One of the benefits of cryptocurrencies that I recently heard at a Bitcoin Meetup that seemed very promising was how they lower the cost of remittances. I've heard remittances be defined as the act of returning a payment you previously accepted, and as the act of sending money across borders such as when immigrant workers earning income outside of their home country try to send money they earned back to their home country. The first definition of remittance benefits from cryptocurrencies because the Bitcoin protocol allows you to program money. Just like web technologies like HTML, CSS, and Javascript allow you to program the information that flows through the web, Bitcoin allows you to program how money flows through a financial system (whether that system be your immediate family, a school system, or a nation). If one could automate the return of payments when certain conditions are met, then much of the accounting apparatus that exists would not be needed.
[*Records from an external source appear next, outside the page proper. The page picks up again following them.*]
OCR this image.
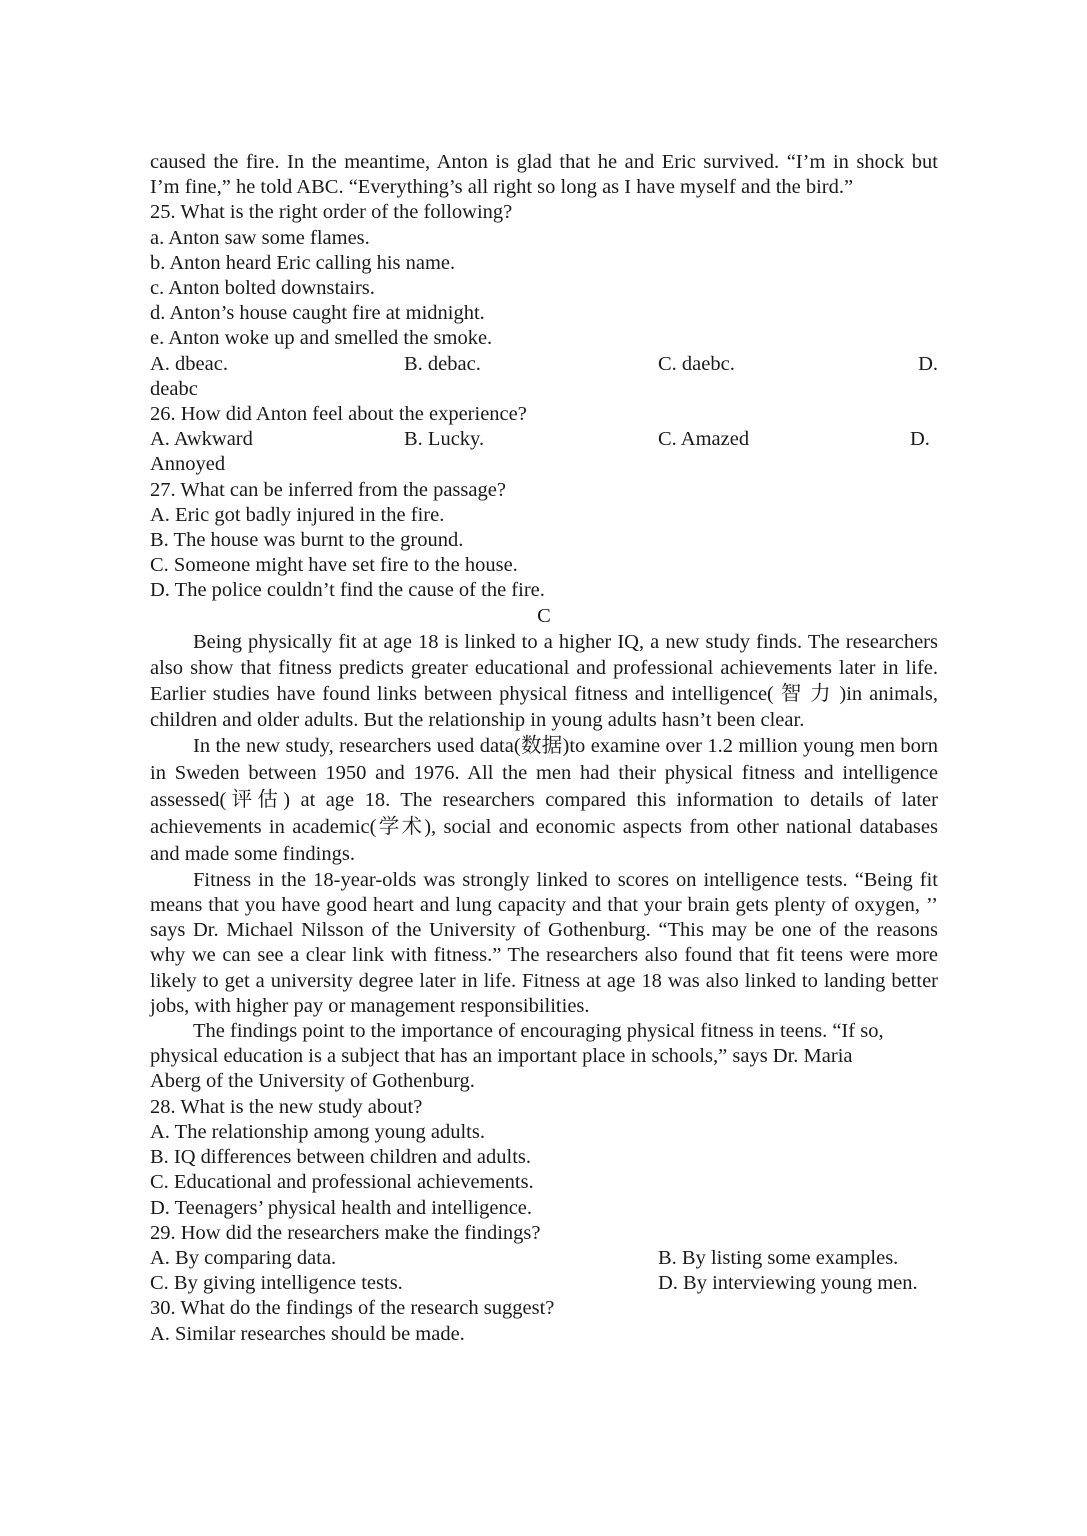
caused the fire. In the meantime, Anton is glad that he and Eric survived. “I’m in shock but
I’m fine,” he told ABC. “Everything’s all right so long as I have myself and the bird.”
25. What is the right order of the following?
a. Anton saw some flames.
b. Anton heard Eric calling his name.
c. Anton bolted downstairs.
d. Anton’s house caught fire at midnight.
e. Anton woke up and smelled the smoke.
A. dbeac.	B. debac.	C. daebc.	D.
deabc
26. How did Anton feel about the experience?
A. Awkward	B. Lucky.	C. Amazed	D.
Annoyed
27. What can be inferred from the passage?
A. Eric got badly injured in the fire.
B. The house was burnt to the ground.
C. Someone might have set fire to the house.
D. The police couldn’t find the cause of the fire.
C
Being physically fit at age 18 is linked to a higher IQ, a new study finds. The researchers also show that fitness predicts greater educational and professional achievements later in life. Earlier studies have found links between physical fitness and intelligence( 智 力 )in animals, children and older adults. But the relationship in young adults hasn’t been clear.
In the new study, researchers used data(数据)to examine over 1.2 million young men born in Sweden between 1950 and 1976. All the men had their physical fitness and intelligence assessed(评估) at age 18. The researchers compared this information to details of later achievements in academic(学术), social and economic aspects from other national databases and made some findings.
Fitness in the 18-year-olds was strongly linked to scores on intelligence tests. “Being fit means that you have good heart and lung capacity and that your brain gets plenty of oxygen, ’’ says Dr. Michael Nilsson of the University of Gothenburg. “This may be one of the reasons why we can see a clear link with fitness.” The researchers also found that fit teens were more likely to get a university degree later in life. Fitness at age 18 was also linked to landing better jobs, with higher pay or management responsibilities.
The findings point to the importance of encouraging physical fitness in teens. “If so,
physical education is a subject that has an important place in schools,” says Dr. Maria
Aberg of the University of Gothenburg.
28. What is the new study about?
A. The relationship among young adults.
B. IQ differences between children and adults.
C. Educational and professional achievements.
D. Teenagers’ physical health and intelligence.
29. How did the researchers make the findings?
A. By comparing data.	B. By listing some examples.
C. By giving intelligence tests.	D. By interviewing young men.
30. What do the findings of the research suggest?
A. Similar researches should be made.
This is difficult to do, though. For instance, If you were a merchant that sold radios and you wanted to guarantee customers that they could return a radio they bought if the transmitter didn't work, how can you programmatically instruct 0.1 BTC to be sent to the customer when their transmitter breaks? You could write broken-transmitter recognition software, but then your remittance system is only as good as your recognition software. Nevertheless, the Bitcoin protocol let's the common person who has the necessary programming skills automate this general type of service.
With regards to the second type of remittance, since the bitcoin network is made up of a bunch of connected nodes that exist all over the world, a computer with internet access is all someone from a migrant-worker-sending country would need to receive bitcoins from a family member working abroad. The industry for this type of remittance is in the 10's of billions, so people are waiting for the regulatory environment to become a little bit clearer before implementing services that do this sort of thing.
In general I think bitcoin makes more sense for citizens in a developing country who don't have trusted organizations like exist in developed countries. If you live in a place where the government can arbitrarily freeze your bank accounts which holds your life savings, then Bitcoin offer the common person the ability to store their money in a trustless system where nobody can seize their value. Unless of course you divulge your private keys, or they physically come to your home and demand you give them your private keys.